By Peg Taylor, Volunteer
It was all hands on deck for firefighters in Humboldt and Trinity counties over the weekend.
Twelve fires began Friday, August 5, sparked by thunderstorms that moved across the region. Due to efforts of firefighters, eight fires remained active, earning the name Six Rivers Lightning Complex.
(When there are two or more wildfires burning close together in the same area, they are often called a complex and attacked by firefighters under a unified command).
Firefighters from hundreds of miles around rolled into the region to help fight the fires. Among them were the Shingle Springs Band of Miwok Indians’ Red Hawk Crew of 19 firefighters. The crew from El Dorado County traveled six hours to report for duty.
The 19 firefighters were on the fire line when the fire took an unexpected run and destroyed their two crew transport vehicles. Fortunately, the vehicles were far from the crew and no one was hurt.
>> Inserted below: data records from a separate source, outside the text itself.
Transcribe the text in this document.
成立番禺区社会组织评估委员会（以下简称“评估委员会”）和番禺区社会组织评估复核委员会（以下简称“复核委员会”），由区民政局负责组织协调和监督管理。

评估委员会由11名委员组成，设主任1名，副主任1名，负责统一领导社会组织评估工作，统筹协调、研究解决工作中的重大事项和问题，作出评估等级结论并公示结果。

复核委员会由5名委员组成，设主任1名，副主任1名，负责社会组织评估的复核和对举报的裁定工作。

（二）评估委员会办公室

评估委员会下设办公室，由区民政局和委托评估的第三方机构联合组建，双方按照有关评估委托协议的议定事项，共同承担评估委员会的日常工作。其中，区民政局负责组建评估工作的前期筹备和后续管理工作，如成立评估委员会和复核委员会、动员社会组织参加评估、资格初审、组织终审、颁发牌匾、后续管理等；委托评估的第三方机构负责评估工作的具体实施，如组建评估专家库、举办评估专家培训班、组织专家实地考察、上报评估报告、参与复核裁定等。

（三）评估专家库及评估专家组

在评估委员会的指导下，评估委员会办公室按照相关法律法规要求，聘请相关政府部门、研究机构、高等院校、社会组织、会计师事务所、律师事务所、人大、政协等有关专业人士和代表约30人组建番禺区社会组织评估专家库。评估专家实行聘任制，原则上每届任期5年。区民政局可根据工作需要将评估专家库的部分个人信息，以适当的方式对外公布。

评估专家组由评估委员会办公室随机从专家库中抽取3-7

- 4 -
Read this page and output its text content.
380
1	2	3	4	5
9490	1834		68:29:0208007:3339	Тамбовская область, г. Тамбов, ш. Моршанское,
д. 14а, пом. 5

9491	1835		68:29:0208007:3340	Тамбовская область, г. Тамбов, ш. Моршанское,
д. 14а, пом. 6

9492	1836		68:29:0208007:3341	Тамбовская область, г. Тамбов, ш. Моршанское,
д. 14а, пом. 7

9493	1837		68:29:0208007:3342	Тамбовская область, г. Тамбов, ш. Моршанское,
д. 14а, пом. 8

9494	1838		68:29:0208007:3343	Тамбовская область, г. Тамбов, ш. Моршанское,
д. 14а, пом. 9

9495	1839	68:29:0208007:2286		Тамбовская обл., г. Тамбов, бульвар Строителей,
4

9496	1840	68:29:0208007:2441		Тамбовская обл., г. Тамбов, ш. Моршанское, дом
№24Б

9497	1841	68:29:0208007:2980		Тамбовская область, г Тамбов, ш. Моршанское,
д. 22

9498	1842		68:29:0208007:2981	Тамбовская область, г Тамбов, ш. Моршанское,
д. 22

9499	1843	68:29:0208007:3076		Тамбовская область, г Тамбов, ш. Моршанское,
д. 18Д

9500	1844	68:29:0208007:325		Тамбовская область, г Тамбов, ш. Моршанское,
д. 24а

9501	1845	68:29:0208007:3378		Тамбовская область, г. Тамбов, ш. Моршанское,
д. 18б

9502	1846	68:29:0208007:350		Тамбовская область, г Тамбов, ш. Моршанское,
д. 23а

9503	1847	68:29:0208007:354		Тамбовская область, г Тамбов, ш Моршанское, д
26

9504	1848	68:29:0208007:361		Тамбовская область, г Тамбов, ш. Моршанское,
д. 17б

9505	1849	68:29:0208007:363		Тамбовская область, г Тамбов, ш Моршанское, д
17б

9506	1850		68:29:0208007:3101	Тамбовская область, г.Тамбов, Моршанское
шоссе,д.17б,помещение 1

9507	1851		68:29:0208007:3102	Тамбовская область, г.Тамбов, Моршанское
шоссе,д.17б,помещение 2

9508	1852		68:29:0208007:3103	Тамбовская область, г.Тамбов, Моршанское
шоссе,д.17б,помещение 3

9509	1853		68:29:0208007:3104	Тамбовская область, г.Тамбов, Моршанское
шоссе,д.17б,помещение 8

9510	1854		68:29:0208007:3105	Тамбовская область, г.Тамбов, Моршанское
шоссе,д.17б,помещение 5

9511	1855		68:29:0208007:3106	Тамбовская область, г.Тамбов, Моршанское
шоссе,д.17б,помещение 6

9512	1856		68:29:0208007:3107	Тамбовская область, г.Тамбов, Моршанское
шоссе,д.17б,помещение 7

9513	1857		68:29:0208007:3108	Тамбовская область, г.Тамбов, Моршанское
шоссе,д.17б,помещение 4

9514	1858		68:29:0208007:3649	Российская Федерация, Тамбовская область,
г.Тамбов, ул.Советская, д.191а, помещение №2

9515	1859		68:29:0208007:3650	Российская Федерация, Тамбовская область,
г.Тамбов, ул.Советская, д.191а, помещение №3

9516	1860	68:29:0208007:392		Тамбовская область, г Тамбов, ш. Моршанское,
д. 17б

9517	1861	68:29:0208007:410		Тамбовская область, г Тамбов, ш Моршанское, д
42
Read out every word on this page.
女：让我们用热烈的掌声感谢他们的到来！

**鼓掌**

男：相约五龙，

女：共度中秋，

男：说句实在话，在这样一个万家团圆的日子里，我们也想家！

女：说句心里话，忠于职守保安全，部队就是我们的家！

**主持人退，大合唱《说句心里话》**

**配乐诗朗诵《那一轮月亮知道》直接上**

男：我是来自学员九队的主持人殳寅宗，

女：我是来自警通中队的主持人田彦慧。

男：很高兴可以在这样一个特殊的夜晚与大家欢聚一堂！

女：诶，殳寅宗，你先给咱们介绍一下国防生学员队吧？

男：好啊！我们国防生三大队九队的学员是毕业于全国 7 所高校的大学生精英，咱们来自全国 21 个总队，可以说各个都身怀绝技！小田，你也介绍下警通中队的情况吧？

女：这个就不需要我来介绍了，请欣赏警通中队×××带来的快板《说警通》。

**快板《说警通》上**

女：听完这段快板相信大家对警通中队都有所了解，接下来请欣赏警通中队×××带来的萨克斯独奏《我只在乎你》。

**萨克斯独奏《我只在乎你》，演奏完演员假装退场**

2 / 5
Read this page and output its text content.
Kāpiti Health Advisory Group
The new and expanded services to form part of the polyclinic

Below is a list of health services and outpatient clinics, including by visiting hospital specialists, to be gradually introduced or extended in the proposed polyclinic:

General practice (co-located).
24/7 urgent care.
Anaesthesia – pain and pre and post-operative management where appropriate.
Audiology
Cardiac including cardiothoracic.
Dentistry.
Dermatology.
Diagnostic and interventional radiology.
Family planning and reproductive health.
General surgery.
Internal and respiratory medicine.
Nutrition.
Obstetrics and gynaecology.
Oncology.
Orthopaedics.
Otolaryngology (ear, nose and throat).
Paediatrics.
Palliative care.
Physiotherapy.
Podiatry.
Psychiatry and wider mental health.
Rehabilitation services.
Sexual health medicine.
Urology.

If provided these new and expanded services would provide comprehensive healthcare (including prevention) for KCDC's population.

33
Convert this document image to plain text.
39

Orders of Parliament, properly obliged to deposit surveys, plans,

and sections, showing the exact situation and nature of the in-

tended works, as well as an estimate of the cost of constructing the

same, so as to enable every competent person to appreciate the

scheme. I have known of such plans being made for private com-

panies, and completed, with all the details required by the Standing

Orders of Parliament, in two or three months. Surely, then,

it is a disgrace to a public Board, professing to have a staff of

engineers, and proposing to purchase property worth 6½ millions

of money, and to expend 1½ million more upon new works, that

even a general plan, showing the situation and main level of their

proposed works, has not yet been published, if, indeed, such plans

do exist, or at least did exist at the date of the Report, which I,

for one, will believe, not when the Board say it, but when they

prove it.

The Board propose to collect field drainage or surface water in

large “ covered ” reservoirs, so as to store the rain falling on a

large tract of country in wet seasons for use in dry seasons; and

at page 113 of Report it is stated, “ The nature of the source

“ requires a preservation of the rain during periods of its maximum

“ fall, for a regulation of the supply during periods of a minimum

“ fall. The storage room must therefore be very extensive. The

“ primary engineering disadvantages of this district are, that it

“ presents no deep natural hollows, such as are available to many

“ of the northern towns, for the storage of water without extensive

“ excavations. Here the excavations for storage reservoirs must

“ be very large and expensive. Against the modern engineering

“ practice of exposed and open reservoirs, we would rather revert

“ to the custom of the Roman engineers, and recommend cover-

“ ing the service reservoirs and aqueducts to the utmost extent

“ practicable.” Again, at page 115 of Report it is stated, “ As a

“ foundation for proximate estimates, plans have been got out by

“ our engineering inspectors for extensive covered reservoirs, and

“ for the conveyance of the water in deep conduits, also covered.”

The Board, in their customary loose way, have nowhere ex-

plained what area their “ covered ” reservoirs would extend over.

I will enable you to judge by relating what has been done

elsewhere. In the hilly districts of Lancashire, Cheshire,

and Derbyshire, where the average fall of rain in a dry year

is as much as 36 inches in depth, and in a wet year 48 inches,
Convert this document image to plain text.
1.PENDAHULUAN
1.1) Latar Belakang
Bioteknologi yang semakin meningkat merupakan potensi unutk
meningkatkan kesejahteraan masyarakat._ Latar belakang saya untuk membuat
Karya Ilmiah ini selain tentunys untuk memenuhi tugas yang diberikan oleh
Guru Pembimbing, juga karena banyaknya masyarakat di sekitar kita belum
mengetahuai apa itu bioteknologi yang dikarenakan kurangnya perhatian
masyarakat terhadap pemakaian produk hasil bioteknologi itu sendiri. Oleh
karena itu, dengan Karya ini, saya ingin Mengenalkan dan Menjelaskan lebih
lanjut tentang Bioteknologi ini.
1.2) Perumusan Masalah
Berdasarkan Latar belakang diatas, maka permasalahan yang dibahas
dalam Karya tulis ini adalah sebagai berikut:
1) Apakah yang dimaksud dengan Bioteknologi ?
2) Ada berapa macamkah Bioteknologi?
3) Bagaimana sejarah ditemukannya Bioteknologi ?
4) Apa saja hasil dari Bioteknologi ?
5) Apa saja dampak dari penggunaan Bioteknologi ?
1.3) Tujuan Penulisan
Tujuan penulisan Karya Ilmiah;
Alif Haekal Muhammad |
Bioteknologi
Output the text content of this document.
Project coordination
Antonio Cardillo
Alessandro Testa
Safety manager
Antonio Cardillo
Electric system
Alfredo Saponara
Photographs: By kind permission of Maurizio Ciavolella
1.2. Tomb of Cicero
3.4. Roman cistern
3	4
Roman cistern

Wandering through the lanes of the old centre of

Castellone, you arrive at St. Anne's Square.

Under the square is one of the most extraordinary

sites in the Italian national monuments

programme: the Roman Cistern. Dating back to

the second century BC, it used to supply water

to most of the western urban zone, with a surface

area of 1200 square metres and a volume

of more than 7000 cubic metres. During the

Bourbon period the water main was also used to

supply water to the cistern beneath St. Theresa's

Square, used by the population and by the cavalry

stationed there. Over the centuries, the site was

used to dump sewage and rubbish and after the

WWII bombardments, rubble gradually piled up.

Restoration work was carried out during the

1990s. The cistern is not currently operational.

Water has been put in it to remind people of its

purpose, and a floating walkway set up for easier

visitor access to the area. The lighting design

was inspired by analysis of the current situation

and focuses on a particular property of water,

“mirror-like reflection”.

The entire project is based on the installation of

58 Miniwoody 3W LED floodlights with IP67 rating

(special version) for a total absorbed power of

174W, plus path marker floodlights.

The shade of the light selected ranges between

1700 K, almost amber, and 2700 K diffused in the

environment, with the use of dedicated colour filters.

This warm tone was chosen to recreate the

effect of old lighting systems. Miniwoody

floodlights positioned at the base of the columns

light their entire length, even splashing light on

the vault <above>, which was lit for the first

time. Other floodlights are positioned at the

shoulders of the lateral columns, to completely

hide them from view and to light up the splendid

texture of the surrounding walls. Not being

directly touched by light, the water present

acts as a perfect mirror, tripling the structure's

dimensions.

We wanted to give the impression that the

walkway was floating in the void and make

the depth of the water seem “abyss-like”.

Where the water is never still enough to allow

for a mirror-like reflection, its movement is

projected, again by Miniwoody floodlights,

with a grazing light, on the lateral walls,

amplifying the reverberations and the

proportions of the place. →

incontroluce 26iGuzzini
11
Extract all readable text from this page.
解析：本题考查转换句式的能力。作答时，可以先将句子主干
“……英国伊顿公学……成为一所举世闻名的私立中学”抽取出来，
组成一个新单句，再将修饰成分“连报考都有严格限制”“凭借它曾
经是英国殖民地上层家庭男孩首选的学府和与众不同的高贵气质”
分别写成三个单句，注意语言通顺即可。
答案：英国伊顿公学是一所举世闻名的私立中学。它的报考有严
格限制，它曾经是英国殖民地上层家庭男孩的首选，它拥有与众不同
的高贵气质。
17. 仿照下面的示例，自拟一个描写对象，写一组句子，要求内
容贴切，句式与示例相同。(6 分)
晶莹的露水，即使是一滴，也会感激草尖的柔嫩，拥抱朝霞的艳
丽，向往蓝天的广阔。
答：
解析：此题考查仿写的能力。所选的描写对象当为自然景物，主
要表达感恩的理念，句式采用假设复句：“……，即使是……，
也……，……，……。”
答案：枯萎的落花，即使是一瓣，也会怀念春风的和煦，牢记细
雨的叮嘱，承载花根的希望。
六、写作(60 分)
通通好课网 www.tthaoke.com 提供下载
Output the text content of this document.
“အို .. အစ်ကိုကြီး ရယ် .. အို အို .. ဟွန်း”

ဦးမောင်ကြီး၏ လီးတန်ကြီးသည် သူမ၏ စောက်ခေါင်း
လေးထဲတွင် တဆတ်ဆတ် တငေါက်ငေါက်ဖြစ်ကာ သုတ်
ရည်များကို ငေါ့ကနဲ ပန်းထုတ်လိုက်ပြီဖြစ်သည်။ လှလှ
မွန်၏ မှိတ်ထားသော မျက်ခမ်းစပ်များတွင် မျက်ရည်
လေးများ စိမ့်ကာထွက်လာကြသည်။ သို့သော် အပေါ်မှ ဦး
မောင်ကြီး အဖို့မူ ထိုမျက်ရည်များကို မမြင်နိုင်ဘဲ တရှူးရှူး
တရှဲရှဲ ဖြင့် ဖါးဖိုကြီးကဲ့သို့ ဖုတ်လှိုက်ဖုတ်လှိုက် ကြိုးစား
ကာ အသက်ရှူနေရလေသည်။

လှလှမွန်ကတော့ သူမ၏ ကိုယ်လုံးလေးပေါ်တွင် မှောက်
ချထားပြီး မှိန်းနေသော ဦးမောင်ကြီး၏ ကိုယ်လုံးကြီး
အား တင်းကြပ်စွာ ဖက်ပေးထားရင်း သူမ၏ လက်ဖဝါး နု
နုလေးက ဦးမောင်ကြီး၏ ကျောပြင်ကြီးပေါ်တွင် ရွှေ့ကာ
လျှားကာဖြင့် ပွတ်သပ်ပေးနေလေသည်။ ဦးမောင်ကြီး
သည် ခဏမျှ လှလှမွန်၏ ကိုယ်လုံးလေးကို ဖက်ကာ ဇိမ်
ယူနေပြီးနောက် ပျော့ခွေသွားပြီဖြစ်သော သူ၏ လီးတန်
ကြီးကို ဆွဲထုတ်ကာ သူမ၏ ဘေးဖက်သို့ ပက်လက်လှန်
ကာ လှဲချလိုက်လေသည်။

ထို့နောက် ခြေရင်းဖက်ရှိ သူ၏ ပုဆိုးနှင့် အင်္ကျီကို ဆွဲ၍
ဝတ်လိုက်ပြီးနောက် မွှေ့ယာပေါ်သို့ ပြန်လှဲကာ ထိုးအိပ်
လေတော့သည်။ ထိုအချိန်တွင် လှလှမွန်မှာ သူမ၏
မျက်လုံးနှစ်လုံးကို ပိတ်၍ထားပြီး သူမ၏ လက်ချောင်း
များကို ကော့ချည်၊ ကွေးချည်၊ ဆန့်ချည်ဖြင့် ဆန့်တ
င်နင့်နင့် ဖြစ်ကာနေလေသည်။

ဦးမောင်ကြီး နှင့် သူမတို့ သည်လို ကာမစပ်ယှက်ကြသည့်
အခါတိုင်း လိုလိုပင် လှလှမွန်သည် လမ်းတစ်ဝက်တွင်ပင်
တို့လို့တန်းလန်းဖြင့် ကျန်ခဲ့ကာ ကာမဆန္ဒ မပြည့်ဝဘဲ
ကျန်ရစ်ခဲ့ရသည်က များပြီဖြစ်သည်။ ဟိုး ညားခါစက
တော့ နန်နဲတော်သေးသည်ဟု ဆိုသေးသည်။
Personal items, food, tents, sleeping bags, as well as equipment and gear needed to continue fighting the fire had been in the transport vehicles and were all destroyed.
The crew was left with only the clothes on their backs.
They were in the forest with no transportation out and nowhere to stay.
That night, after walking to a U.S. Forestry Service ranger station, the group could only find lodging an hour away but still had no transportation.
When the American Red Cross was made aware of the firefighters’ situation, they reached out to offer the firefighters a safe place to sleep.
Arrangements were quickly made to transport the group to the Red Cross shelter in Willow Creek.
“I am very proud we were here to be able to assist the firefighters,” said Red Cross shelter manager Angi Irmer. “In a sense, they were also evacuees and lost what personal belongings they had with them. They were so gracious and very thankful for our help.”
“The Red Cross really saved our butts and we can’t thank them enough,” said Chris McClendon, Fire Lead of the Red Hawk crew. “We got beds and help as soon as we walked in.
“They set us up in our own little area in a gym and we were able to sleep all night. We were really well taken care of. The next morning, we met some of the evacuees and got to talk to them. They seemed pretty grateful we had traveled so far to help them. That felt pretty good.”
The 19 firefighters were waiting for a bus to take them home to El Dorado County so they could regroup, restock their equipment, replace lost personal items, and get ready to redeploy to the fire, if needed.
With all that happened to them, they’re ready to go back.
“We go to this neck of the woods multiple times a year,” McClendon said, “So we’re ready to help, if needed.”